Variable names are meant to be as self-explanatory as possible. Potentially confusing ones are listed below.

• The dimension ships_storm_object_index is redundant with the dimension ships_valid_time_unix_sec and can be ignored.
• ships_forecast_hour ranges up to values that we do not actually use in the paper. Keep in mind that our max forecast hour used in machine learning is 24.
• The dimension ships_intensity_threshold_m_s01 (and any variable including this dimension) can be ignored.

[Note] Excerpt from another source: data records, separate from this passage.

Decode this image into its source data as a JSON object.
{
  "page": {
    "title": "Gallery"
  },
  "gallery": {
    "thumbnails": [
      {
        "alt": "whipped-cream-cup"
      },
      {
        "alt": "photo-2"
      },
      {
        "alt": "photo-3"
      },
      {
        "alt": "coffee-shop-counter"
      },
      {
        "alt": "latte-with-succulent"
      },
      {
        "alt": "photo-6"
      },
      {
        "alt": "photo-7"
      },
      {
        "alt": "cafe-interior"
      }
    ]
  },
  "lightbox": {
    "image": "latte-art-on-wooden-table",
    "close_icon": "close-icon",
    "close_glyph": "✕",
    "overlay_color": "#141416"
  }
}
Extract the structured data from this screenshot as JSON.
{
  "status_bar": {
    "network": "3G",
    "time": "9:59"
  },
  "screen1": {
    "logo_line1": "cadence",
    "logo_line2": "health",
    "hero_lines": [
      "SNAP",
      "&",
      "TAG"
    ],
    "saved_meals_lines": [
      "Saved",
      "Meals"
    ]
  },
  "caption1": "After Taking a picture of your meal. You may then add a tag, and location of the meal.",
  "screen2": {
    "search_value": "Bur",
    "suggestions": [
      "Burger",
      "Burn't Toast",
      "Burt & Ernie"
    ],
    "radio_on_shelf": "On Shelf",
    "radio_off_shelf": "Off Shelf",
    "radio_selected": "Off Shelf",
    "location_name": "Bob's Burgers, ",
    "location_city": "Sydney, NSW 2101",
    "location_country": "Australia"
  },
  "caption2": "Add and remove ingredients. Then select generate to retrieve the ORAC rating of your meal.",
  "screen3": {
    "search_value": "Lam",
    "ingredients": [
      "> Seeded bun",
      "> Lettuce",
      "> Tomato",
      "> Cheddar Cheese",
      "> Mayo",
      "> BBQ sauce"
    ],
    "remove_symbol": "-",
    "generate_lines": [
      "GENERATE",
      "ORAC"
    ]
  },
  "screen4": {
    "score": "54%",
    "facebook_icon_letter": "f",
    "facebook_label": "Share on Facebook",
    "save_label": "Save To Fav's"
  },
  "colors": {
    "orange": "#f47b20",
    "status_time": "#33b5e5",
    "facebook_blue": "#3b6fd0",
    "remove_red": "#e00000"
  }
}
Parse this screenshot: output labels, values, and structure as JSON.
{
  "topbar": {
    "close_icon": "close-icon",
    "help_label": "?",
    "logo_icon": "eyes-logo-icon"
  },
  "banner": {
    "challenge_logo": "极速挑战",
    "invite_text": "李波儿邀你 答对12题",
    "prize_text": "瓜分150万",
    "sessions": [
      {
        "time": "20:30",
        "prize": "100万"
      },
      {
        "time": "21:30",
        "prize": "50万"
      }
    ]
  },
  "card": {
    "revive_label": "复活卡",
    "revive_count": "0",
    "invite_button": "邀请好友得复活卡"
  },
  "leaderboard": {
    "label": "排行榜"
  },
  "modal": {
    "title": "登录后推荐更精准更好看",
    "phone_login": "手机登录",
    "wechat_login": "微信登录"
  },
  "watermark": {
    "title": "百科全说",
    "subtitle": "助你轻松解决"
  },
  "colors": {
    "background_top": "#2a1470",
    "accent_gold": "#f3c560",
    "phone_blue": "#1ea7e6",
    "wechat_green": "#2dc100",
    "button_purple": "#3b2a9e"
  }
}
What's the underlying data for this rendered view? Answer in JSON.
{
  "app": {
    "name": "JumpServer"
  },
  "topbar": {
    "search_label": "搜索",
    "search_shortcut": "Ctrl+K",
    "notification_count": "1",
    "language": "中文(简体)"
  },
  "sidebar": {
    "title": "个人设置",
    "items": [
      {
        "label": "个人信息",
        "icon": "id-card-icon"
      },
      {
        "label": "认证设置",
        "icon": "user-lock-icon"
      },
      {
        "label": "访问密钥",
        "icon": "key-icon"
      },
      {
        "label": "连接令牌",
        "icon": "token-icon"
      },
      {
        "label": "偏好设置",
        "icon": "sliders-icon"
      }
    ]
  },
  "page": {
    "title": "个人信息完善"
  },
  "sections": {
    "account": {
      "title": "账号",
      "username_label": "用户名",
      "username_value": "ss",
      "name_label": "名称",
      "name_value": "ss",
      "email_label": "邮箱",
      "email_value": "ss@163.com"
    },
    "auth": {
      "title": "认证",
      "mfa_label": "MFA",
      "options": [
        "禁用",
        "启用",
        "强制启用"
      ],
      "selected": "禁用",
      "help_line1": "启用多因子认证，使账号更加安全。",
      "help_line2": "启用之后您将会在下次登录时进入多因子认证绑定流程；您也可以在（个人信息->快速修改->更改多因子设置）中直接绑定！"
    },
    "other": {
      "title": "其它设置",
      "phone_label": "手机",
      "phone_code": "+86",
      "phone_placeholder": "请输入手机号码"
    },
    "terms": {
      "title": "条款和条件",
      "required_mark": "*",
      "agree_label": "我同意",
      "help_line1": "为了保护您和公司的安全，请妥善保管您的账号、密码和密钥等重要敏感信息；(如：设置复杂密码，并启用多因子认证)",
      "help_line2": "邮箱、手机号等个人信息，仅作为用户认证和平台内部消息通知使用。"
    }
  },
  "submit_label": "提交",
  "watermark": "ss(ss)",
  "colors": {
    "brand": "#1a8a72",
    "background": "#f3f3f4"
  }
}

• ships_lag_time_hours corresponds to lag times for the SHIPS satellite-based predictors. The only lag time we use in machine learning is "NaN", which is a stand-in for the best available of all lag times. See the discussion of the "priority list" in the paper for more details.
• Most of the data variables can be ignored, unless you're doing a deep dive into storm properties. The important variables are satellite_predictors_gridded (full satellite images), ships_predictors_lagged (satellite-based SHIPS predictors), and ships_predictors_forecast (environmental and storm-history-based SHIPS predictors). These variables are all discussed in the paper.
• Every variable name (including elements of the coordinate lists ships_predictor_name_lagged and ships_predictor_name_forecast) includes units at the end. For example, "m_s01" = metres per second; "deg_n" = degrees north; "deg_e" = degrees east; "j_kg01" = Joules per kilogram; ...; etc.